Et cela autant de fois qu’il faut et que le temps le permet. Car la promise du paysan c’est le temps. Et elle lui mène la vie dure. C’est une spécialiste des câlins encourageants et des promesses non tenues. C’est lui, le temps, qui le fait sourire ou pleurer, qu’il scrute avec angoisse, qu’il attend avec avidité, C’est lui qui commande presque toutes ses actions, soit pour lui dire de ne pas faire, soit pour lui dire qu’il peut y aller. C’est lui qui le stresse parce qu’il faut aller vite, se dépêcher. Double stress quand justement pour aller vite il fait une bêtise qui le retarde inexorablement. Mais aussi grand sentiment de joie et d’apaisement quand la pluie arrive au bon moment avec la lenteur qu’il faut, la quantité qui va bien. Plaisir irremplaçable aussi de voir que ce que l’on a semé pousse bien en ligne sans manques et sans trop de salissement
Mais c’est rare, l’habituel est plutôt fait de petite attente, de petite joie et de petite peine. Car chaque région a son temps à elle. Et il n’est ni possible, ni souhaitable de vouloir arrêter le vent d’autan sur le Tarn ou la tramontane sur l’Aude. D’ailleurs les adages ne manquent pas pour essayer de se rassurer sur les prévisions. Je n’en site qu’un qui concerne le ciel et marche assez souvent : « Rouge le soir bisoir, rouge le matin pluie en chemin ». Pour ceux qui auraient un doute : bisoir veut dire vent pour la rime.

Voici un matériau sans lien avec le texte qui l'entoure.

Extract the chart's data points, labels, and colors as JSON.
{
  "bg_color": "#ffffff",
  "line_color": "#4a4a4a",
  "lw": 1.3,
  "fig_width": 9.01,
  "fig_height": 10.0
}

Et ainsi, chaque action agricole n’est possible qu’avec le temps qui va bien. Mais attention le temps ce n’est pas que la pluie, c’est aussi le vent, la grêle, le soleil, la tempête, la neige, le gel, le brouillard, le givre. Le gel justement permet parfois de préparer la terre sans que ça colle trop. Evidement c’est souvent la nuit qu’il gèle le plus fort et se lever à 3h pour travailler jusqu’à 8h fait partie des pratiques agricoles.
Je me souviens à mes débuts d’avoir amené un soir le tracteur avec le semoir dans le champ à semer, pour revenir en pleine nuit avec un bon -5°. Certes le sol était gelé mais le problème c’était que la terre qui était autour des roues du semoir avait aussi gelée et donc que les roues étaient bloquées. J’ai donc passé une demi-heure à taper sur des blocs avec un pied de biche, les mains je te dis pas, car évidement je n’avais pas de gants. En plus la nuit on n’y voit rien ce qui fait que je me suis perdu dans le champs ne sachant pas si j’étais déjà passé là ou pas. J’ai un peu insisté, mais au bout de deux heures je suis rentré en étant sûr d’avoir fait du mauvais boulot.

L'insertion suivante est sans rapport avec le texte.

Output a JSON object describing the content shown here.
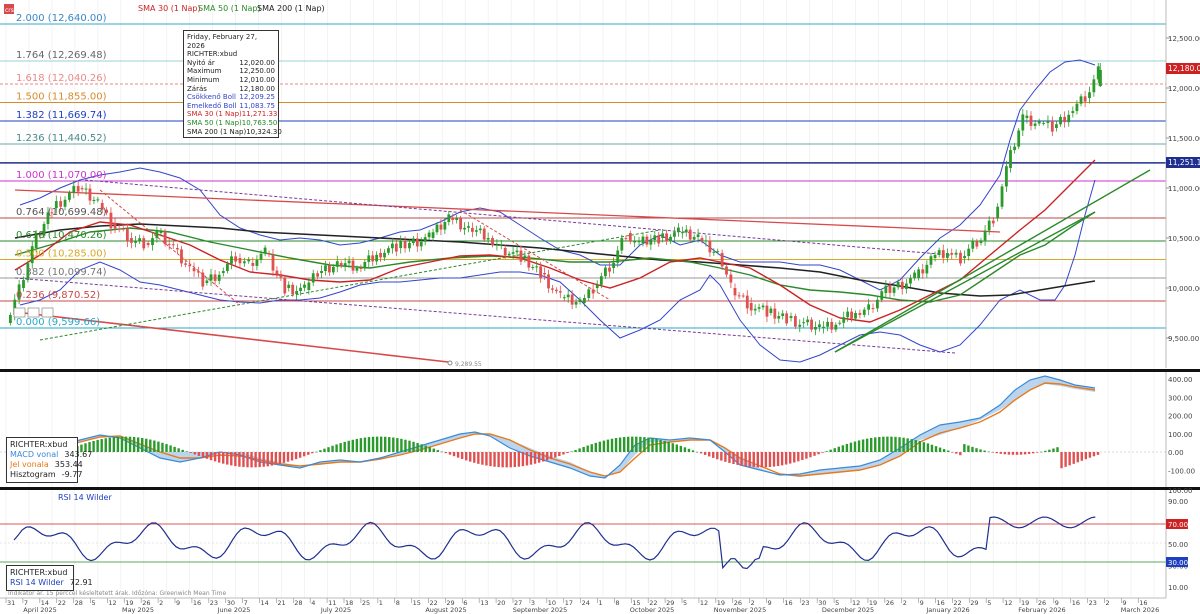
{
  "top_legend": {
    "symbol_badge": "crs",
    "sma30": "SMA 30 (1 Nap)",
    "sma50": "SMA 50 (1 Nap)",
    "sma200": "SMA 200 (1 Nap)"
  },
  "fib_labels": [
    {
      "text": "2.000 (12,640.00)",
      "color": "#3a86c8"
    },
    {
      "text": "1.764 (12,269.48)",
      "color": "#666666"
    },
    {
      "text": "1.618 (12,040.26)",
      "color": "#e88a8a"
    },
    {
      "text": "1.500 (11,855.00)",
      "color": "#d88a2a"
    },
    {
      "text": "1.382 (11,669.74)",
      "color": "#1f3fc0"
    },
    {
      "text": "1.236 (11,440.52)",
      "color": "#4a8a8a"
    },
    {
      "text": "1.000 (11,070.00)",
      "color": "#cc33cc"
    },
    {
      "text": "0.764 (10,699.48)",
      "color": "#555555"
    },
    {
      "text": "0.618 (10,470.26)",
      "color": "#2a8a2a"
    },
    {
      "text": "0.500 (10,285.00)",
      "color": "#d8a82a"
    },
    {
      "text": "0.382 (10,099.74)",
      "color": "#777777"
    },
    {
      "text": "0.236 (9,870.52)",
      "color": "#c84a4a"
    },
    {
      "text": "0.000 (9,599.66)",
      "color": "#2aa8c8"
    }
  ],
  "tooltip": {
    "date": "Friday, February 27, 2026",
    "ticker": "RICHTER:xbud",
    "rows": [
      {
        "label": "Nyitó ár",
        "value": "12,020.00",
        "color": "#222222"
      },
      {
        "label": "Maximum",
        "value": "12,250.00",
        "color": "#222222"
      },
      {
        "label": "Minimum",
        "value": "12,010.00",
        "color": "#222222"
      },
      {
        "label": "Zárás",
        "value": "12,180.00",
        "color": "#222222"
      },
      {
        "label": "Csökkenő Boll",
        "value": "12,209.25",
        "color": "#3344cc"
      },
      {
        "label": "Emelkedő Boll",
        "value": "11,083.75",
        "color": "#3344cc"
      },
      {
        "label": "SMA 30 (1 Nap)",
        "value": "11,271.33",
        "color": "#cc2222"
      },
      {
        "label": "SMA 50 (1 Nap)",
        "value": "10,763.50",
        "color": "#228822"
      },
      {
        "label": "SMA 200 (1 Nap)",
        "value": "10,324.30",
        "color": "#222222"
      }
    ]
  },
  "price_axis": {
    "ticks": [
      "12,500.00",
      "12,000.00",
      "11,500.00",
      "11,000.00",
      "10,500.00",
      "10,000.00",
      "9,500.00"
    ],
    "last_price_tag": "12,180.00",
    "hline_tag": "11,251.13",
    "low_marker": "9,289.55"
  },
  "macd_panel": {
    "ticker": "RICHTER:xbud",
    "macd_label": "MACD vonal",
    "macd_value": "343.67",
    "signal_label": "Jel vonala",
    "signal_value": "353.44",
    "hist_label": "Hisztogram",
    "hist_value": "-9.77",
    "ticks": [
      "400.00",
      "300.00",
      "200.00",
      "100.00",
      "0.00",
      "-100.00"
    ]
  },
  "rsi_panel": {
    "title": "RSI 14 Wilder",
    "ticker": "RICHTER:xbud",
    "rsi_label": "RSI 14 Wilder",
    "rsi_value": "72.91",
    "ticks": [
      "100.00",
      "90.00",
      "70.00",
      "50.00",
      "30.00",
      "10.00"
    ],
    "tag70": "70.00",
    "tag30": "30.00",
    "footer": "Indikátor ár. 15 perccel késleltetett árak. Időzóna: Greenwich Mean Time"
  },
  "time_axis": {
    "days": [
      "31",
      "7",
      "14",
      "22",
      "28",
      "5",
      "12",
      "19",
      "26",
      "2",
      "9",
      "16",
      "23",
      "30",
      "7",
      "14",
      "21",
      "28",
      "4",
      "11",
      "18",
      "25",
      "1",
      "8",
      "15",
      "22",
      "29",
      "6",
      "13",
      "20",
      "27",
      "3",
      "10",
      "17",
      "24",
      "1",
      "8",
      "15",
      "22",
      "29",
      "5",
      "12",
      "19",
      "26",
      "2",
      "9",
      "16",
      "23",
      "30",
      "5",
      "12",
      "19",
      "26",
      "2",
      "9",
      "16",
      "22",
      "29",
      "5",
      "12",
      "19",
      "26",
      "9",
      "16",
      "23",
      "2",
      "9",
      "16"
    ],
    "months": [
      "April 2025",
      "May 2025",
      "June 2025",
      "July 2025",
      "August 2025",
      "September 2025",
      "October 2025",
      "November 2025",
      "December 2025",
      "January 2026",
      "February 2026",
      "March 2026"
    ]
  },
  "chart_data": {
    "type": "candlestick",
    "ticker": "RICHTER:xbud",
    "timeframe": "1 Nap",
    "x_range": [
      "2025-03-31",
      "2026-03-16"
    ],
    "price_range": [
      9289.55,
      12640.0
    ],
    "last_bar": {
      "date": "2026-02-27",
      "open": 12020,
      "high": 12250,
      "low": 12010,
      "close": 12180
    },
    "fibonacci": [
      {
        "level": 2.0,
        "price": 12640.0
      },
      {
        "level": 1.764,
        "price": 12269.48
      },
      {
        "level": 1.618,
        "price": 12040.26
      },
      {
        "level": 1.5,
        "price": 11855.0
      },
      {
        "level": 1.382,
        "price": 11669.74
      },
      {
        "level": 1.236,
        "price": 11440.52
      },
      {
        "level": 1.0,
        "price": 11070.0
      },
      {
        "level": 0.764,
        "price": 10699.48
      },
      {
        "level": 0.618,
        "price": 10470.26
      },
      {
        "level": 0.5,
        "price": 10285.0
      },
      {
        "level": 0.382,
        "price": 10099.74
      },
      {
        "level": 0.236,
        "price": 9870.52
      },
      {
        "level": 0.0,
        "price": 9599.66
      }
    ],
    "horizontal_line": 11251.13,
    "series_close": [
      {
        "date": "2025-03-31",
        "close": 9650
      },
      {
        "date": "2025-04-04",
        "close": 10000
      },
      {
        "date": "2025-04-08",
        "close": 10400
      },
      {
        "date": "2025-04-14",
        "close": 10800
      },
      {
        "date": "2025-04-22",
        "close": 11000
      },
      {
        "date": "2025-04-28",
        "close": 10850
      },
      {
        "date": "2025-05-02",
        "close": 10650
      },
      {
        "date": "2025-05-07",
        "close": 10500
      },
      {
        "date": "2025-05-12",
        "close": 10450
      },
      {
        "date": "2025-05-16",
        "close": 10550
      },
      {
        "date": "2025-05-21",
        "close": 10400
      },
      {
        "date": "2025-05-26",
        "close": 10200
      },
      {
        "date": "2025-05-30",
        "close": 10050
      },
      {
        "date": "2025-06-04",
        "close": 10150
      },
      {
        "date": "2025-06-09",
        "close": 10300
      },
      {
        "date": "2025-06-13",
        "close": 10250
      },
      {
        "date": "2025-06-18",
        "close": 10350
      },
      {
        "date": "2025-06-24",
        "close": 10000
      },
      {
        "date": "2025-06-30",
        "close": 9980
      },
      {
        "date": "2025-07-04",
        "close": 10150
      },
      {
        "date": "2025-07-10",
        "close": 10250
      },
      {
        "date": "2025-07-16",
        "close": 10200
      },
      {
        "date": "2025-07-22",
        "close": 10350
      },
      {
        "date": "2025-07-28",
        "close": 10400
      },
      {
        "date": "2025-08-01",
        "close": 10450
      },
      {
        "date": "2025-08-07",
        "close": 10500
      },
      {
        "date": "2025-08-13",
        "close": 10700
      },
      {
        "date": "2025-08-19",
        "close": 10600
      },
      {
        "date": "2025-08-25",
        "close": 10500
      },
      {
        "date": "2025-08-29",
        "close": 10400
      },
      {
        "date": "2025-09-04",
        "close": 10300
      },
      {
        "date": "2025-09-10",
        "close": 10150
      },
      {
        "date": "2025-09-16",
        "close": 9900
      },
      {
        "date": "2025-09-22",
        "close": 9850
      },
      {
        "date": "2025-09-26",
        "close": 10000
      },
      {
        "date": "2025-10-01",
        "close": 10200
      },
      {
        "date": "2025-10-06",
        "close": 10550
      },
      {
        "date": "2025-10-10",
        "close": 10450
      },
      {
        "date": "2025-10-16",
        "close": 10500
      },
      {
        "date": "2025-10-22",
        "close": 10550
      },
      {
        "date": "2025-10-28",
        "close": 10500
      },
      {
        "date": "2025-11-03",
        "close": 10350
      },
      {
        "date": "2025-11-07",
        "close": 10000
      },
      {
        "date": "2025-11-12",
        "close": 9850
      },
      {
        "date": "2025-11-18",
        "close": 9750
      },
      {
        "date": "2025-11-24",
        "close": 9700
      },
      {
        "date": "2025-11-28",
        "close": 9650
      },
      {
        "date": "2025-12-04",
        "close": 9600
      },
      {
        "date": "2025-12-09",
        "close": 9650
      },
      {
        "date": "2025-12-15",
        "close": 9750
      },
      {
        "date": "2025-12-19",
        "close": 9800
      },
      {
        "date": "2025-12-23",
        "close": 9950
      },
      {
        "date": "2026-01-02",
        "close": 10100
      },
      {
        "date": "2026-01-07",
        "close": 10300
      },
      {
        "date": "2026-01-12",
        "close": 10350
      },
      {
        "date": "2026-01-16",
        "close": 10300
      },
      {
        "date": "2026-01-21",
        "close": 10450
      },
      {
        "date": "2026-01-26",
        "close": 10700
      },
      {
        "date": "2026-01-30",
        "close": 11200
      },
      {
        "date": "2026-02-04",
        "close": 11700
      },
      {
        "date": "2026-02-09",
        "close": 11650
      },
      {
        "date": "2026-02-13",
        "close": 11600
      },
      {
        "date": "2026-02-18",
        "close": 11750
      },
      {
        "date": "2026-02-23",
        "close": 11900
      },
      {
        "date": "2026-02-27",
        "close": 12180
      }
    ]
  }
}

L’apprentissage du métier de paysan se fait comme ça, mauvais coups après mauvais résultats. A l’école on peut toujours vous dire : attention aux sols gelés, les outils peuvent l’être aussi. Tant que vous ne l’avez pas expérimenté c’est lettre morte. C’est pour ça que naître dans une famille de paysans est un atout considérable pour la connaissance du métier. Car c’est la seule manière de voir en direct les pièges et ennuis des machines, des animaux et des produits.
Dans la suite des bienfaits du gel, on a les engins à chenilles qui restent collés sur toute leur longueur et vous avez beau envoyer votre centaine de chevaux ça ne bouge pas d’un mm. La solution est alors de chauffer au chalumeau pendant un certain temps. Ceci dit la encore meilleure solution c’est de se trouver une occupation à l’intérieur et d’attendre le dégel.
En fait de dégel il est à noter, dans nos régions, qu’il y a de moins en moins de jours de gelées. Cela fait plusieurs années qu’il n’a pas fait deux ou trois jours de suite sans que la température remonte au-dessus de zéro. Les années de forte baisse des températures sont plutôt loin dans le passé.
Vous le savez le froid a la vertu de faire éclater les mottes de terre. Mais paradoxalement les fortes sécheresses ont le même pouvoir. Cette année par exemple la sécheresse a décompacté les sols mieux qu’un outil. Le travail de la sécheresse d’été est-il en train de remplacer le gel d’hiver, bonne question.